Eugenio Montale (1896-1981) é, sem dúvida, o maior poeta italiano da primeira metade do século XX. Suas atividades de crítico, resenhista, jornalista cultural do Corriere della Sera e tradutor ajudaram a construir essa figura gigantesca, que em 1975 recebeu o Prêmio Nobel. Seu primeiro livro e talvez o mais famoso no Brasil é Ossos de sépia (1925), que, na época do lançamento, teve uma recepção não muito positiva, mas logo depois entrou para sempre na história da poesia. Um vocabulário e imagens trabalhadas que condizem com a atmosfera hermética da época.
Montale escreveu depois outros livros que continuaram construindo um percurso próprio e singular, que foi deixando muitos herdeiros como Vittorio Sereni, Giorgio Caproni, Andrea Zanzotto, Enrico Testa e Valerio Magrelli. O que é interessante notar ao longo dos anos é como ele vai se relendo e mudando o tom e a linguagem, na direção de uma “poesia inclusiva”.
Os dois poemas propostos em tradução foram escritos na metade da década de 1960 e publicados em Xenia, termo que é uma retomada de composições do poeta latino Marcial e que na Grécia antiga significava os dons ou presentes feitos aos hóspedes. Depois esses e os demais poemas de Xenia entraram, em 1971, como parte de Satura, livro ainda sem tradução, infelizmente, no Brasil.

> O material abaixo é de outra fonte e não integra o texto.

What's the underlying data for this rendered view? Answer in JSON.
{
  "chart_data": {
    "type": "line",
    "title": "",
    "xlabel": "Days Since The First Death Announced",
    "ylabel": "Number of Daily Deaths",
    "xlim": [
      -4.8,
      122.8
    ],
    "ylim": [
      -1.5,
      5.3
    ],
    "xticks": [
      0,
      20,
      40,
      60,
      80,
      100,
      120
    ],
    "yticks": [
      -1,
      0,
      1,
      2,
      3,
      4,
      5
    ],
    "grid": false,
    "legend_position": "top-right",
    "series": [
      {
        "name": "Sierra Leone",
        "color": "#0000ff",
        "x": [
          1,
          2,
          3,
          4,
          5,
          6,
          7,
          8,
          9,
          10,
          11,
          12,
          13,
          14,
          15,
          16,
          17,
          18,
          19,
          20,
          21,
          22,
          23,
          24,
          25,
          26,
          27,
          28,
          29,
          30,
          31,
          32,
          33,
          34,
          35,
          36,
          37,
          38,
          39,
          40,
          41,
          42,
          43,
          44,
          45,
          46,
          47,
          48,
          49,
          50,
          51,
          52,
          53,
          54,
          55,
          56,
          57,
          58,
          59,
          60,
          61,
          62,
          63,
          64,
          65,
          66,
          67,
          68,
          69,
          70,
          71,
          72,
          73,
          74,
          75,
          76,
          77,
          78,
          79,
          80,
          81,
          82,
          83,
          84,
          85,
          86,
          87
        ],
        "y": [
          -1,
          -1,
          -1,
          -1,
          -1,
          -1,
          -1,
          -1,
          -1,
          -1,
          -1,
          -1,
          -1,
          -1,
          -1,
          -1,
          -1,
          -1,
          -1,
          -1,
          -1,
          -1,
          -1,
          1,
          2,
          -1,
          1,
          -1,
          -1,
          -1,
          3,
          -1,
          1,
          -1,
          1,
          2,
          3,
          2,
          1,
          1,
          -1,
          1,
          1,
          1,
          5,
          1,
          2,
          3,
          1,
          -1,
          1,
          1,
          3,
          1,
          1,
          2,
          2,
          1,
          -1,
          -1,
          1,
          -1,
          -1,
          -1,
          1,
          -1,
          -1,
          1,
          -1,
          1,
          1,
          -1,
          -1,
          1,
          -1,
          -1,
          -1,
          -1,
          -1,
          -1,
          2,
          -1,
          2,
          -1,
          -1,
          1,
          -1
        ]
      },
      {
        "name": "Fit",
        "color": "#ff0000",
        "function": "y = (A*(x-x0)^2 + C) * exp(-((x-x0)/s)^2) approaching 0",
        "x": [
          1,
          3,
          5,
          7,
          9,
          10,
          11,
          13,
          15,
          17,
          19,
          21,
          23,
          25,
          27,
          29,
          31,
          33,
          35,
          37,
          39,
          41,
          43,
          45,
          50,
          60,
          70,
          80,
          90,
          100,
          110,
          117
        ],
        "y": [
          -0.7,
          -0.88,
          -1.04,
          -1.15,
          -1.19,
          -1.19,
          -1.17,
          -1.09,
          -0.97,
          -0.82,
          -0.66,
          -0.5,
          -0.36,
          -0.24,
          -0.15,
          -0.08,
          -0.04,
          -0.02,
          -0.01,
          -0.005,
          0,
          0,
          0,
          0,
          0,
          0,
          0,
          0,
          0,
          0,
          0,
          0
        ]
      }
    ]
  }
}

É com ironia que Montale, a partir de ocasiões comuns, cotidianas e breves lembranças, inicia um diálogo com Drusilla Tanzi, sua companheira de vida, que morreu em 20 de outubro de 1963. Um detalhe importante: o apelido de Drusilla é Mosca, devido às grossas lentes e à armação dos óculos, porque ela era muito míope. A referência à miopia fica mais clara no segundo poema.
Xenia
1
Caro piccolo insetto
che chiamavano mosca non so perché,
stasera quasi al buio
mentre leggevo il Deuteroisasia
sei ricomparsa accanto a me,
ma non avevi occhiali,
non potevi vedermi
né potevo io senza quel lucicchìo
riconoscere te nella foschia.
Querido miúdo inseto
que chamavam de mosca não sei por quê,
hoje perto do escurecer
enquanto eu lia o Dêutero-Isaías
você reapareceu ao meu lado,
mas não tinha os óculos
não podia me ver
nem eu podia sem aquela centelha
te reconhecer em meio à caligem.
2
Senza occhiali né antenne
povero insetto che ali
avevi solo nella fantasia,
una bibbia sfasciata ed anche poco
attendibile, il nero della notte,
un lampo, un tuono e poi
neppure la tempesta. Forse che
te n’eri andata così presto senza
parlare? Ma è ridicolo
pensare che tu avessi ancora labbra.
Sem óculos nem antenas
pobre inseto que asas
só tinha na fantasia,
uma bíblia em frangalhos e ainda pouco
confiável, o negro da noite,
um raio, um trovão e depois
nem a tempestade. Talvez você
tenha ido embora tão cedo sem
um adeus? Mas é ridículo
pensar que você ainda tivesse lábios.